MapReduce is a batch processing framework which is designed to works in parallel on huge amount of data distributed over the cluster.
It consists of two phases named “Mapper” and “Reducer” which works on the concept of key-value pair. For any data which you want to be processed in MapReduce model, needs to have well-defined key and value items.
In Hadoop 2.x we have Mapreduce 2.0 that is also known as YARN.
We need to understand MapReduce 1.0 and MapReduce 2.0 separately.
MapReduce 1.0 has two main components named jobtracker and tasktracker which are responsible for all aspects of job execution.
When client sends any request to execute a mapreduce program, a job tracker is started at Namenode which works as a coordinator for all task trackers which works on different datanodes where the actual file blocks reside.
MapReduce program works on small splits of a large data input file residing on different data nodes which are processed by mapper in completely parallel manner.
Mapper runs on datanodes in parallel and does the local processing on data residing on those nodes.
Mapper generally contains the code like filter, conversion and selection. Once the mapper’s task is complete at datanode, it writes its results to the local file system.
The tasktracker will be in constant communication with jobtracker to trace and give the progress of any task executed, delayed, or failed at the datanode.
Once the mapper is complete, reducers starts its work according to user specifications and returns the results to client in desired format.
MapReduce also handles component failure and recovery to deal with any unexpected situation. As jobtracker keeps track of all tasktracker’s status – if any one of these goes down or responds too slow – jobtracker starts a replica process on any other node having the same data block.
Now the one tasktracker which responds first to the jobtracker with results is being considered as active process. Thus, as a whole, the client program is unaware and unaffected of any failure at task level.
In Hadoop 2.x we have MapReduce 2.0 which consists of two components YARN and MapReduce.

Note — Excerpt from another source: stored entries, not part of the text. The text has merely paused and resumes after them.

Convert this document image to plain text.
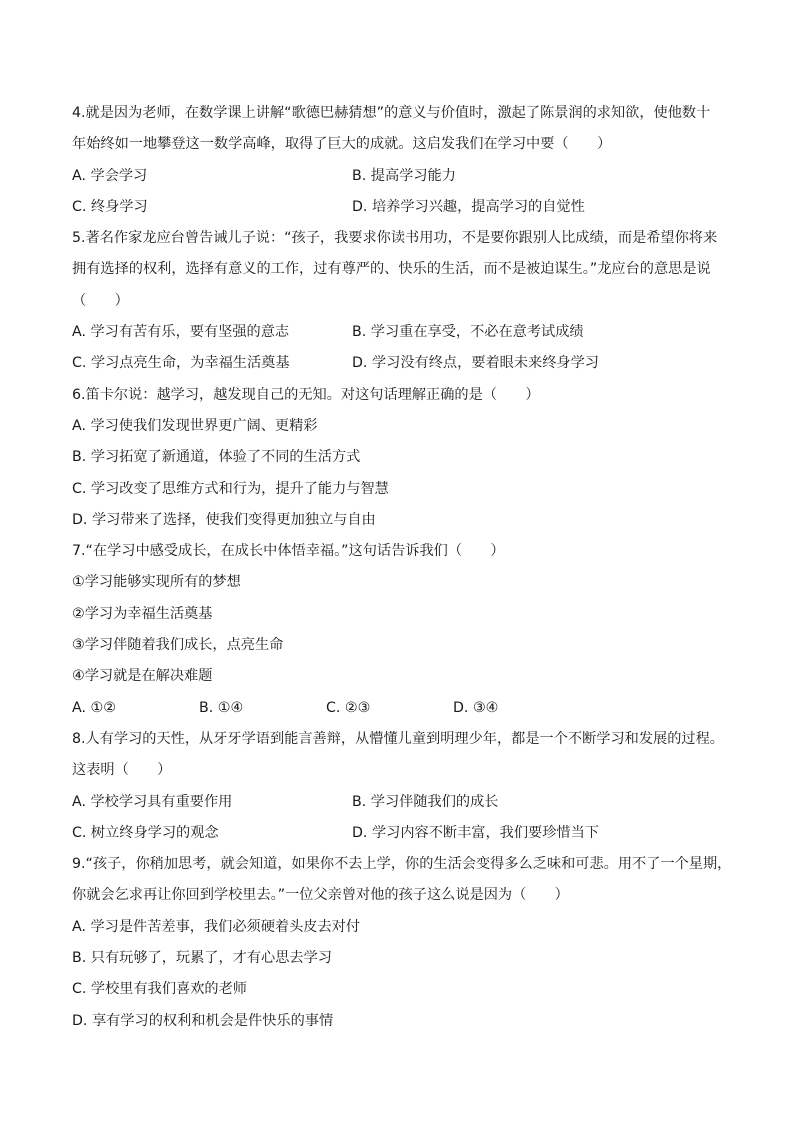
4.就是因为老师，在数学课上讲解“歌德巴赫猜想”的意义与价值时，激起了陈景润的求知欲，使他数十
年始终如一地攀登这一数学高峰，取得了巨大的成就。这启发我们在学习中要（　　）
A. 学会学习	B. 提高学习能力
C. 终身学习	D. 培养学习兴趣，提高学习的自觉性
5.著名作家龙应台曾告诫儿子说：“孩子，我要求你读书用功，不是要你跟别人比成绩，而是希望你将来
拥有选择的权利，选择有意义的工作，过有尊严的、快乐的生活，而不是被迫谋生。”龙应台的意思是说
（　　）
A. 学习有苦有乐，要有坚强的意志	B. 学习重在享受，不必在意考试成绩
C. 学习点亮生命，为幸福生活奠基	D. 学习没有终点，要着眼未来终身学习
6.笛卡尔说：越学习，越发现自己的无知。对这句话理解正确的是（　　）
A. 学习使我们发现世界更广阔、更精彩
B. 学习拓宽了新通道，体验了不同的生活方式
C. 学习改变了思维方式和行为，提升了能力与智慧
D. 学习带来了选择，使我们变得更加独立与自由
7.“在学习中感受成长，在成长中体悟幸福。”这句话告诉我们（　　）
①学习能够实现所有的梦想
②学习为幸福生活奠基
③学习伴随着我们成长，点亮生命
④学习就是在解决难题
A. ①②	B. ①④	C. ②③	D. ③④
8.人有学习的天性，从牙牙学语到能言善辩，从懵懂儿童到明理少年，都是一个不断学习和发展的过程。
这表明（　　）
A. 学校学习具有重要作用	B. 学习伴随我们的成长
C. 树立终身学习的观念	D. 学习内容不断丰富，我们要珍惜当下
9.“孩子，你稍加思考，就会知道，如果你不去上学，你的生活会变得多么乏味和可悲。用不了一个星期，
你就会乞求再让你回到学校里去。”一位父亲曾对他的孩子这么说是因为（　　）
A. 学习是件苦差事，我们必须硬着头皮去对付
B. 只有玩够了，玩累了，才有心思去学习
C. 学校里有我们喜欢的老师
D. 享有学习的权利和机会是件快乐的事情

As a major improvement over its previous version, MapReduce 2.0 focuses on keeping cluster management facilities separate from mapreduce logic. The cluster management activities are now governed by YARN while mapreduce job execution is kept as a separate component in MapReduce 2.0
If we compare mapreduce-2.0 directly with mapreduce-1.0 architecture, we find that
Jobtracker is replaced by Resource Manager and Application Master components
Nodemanager is the replacement of tasktracker.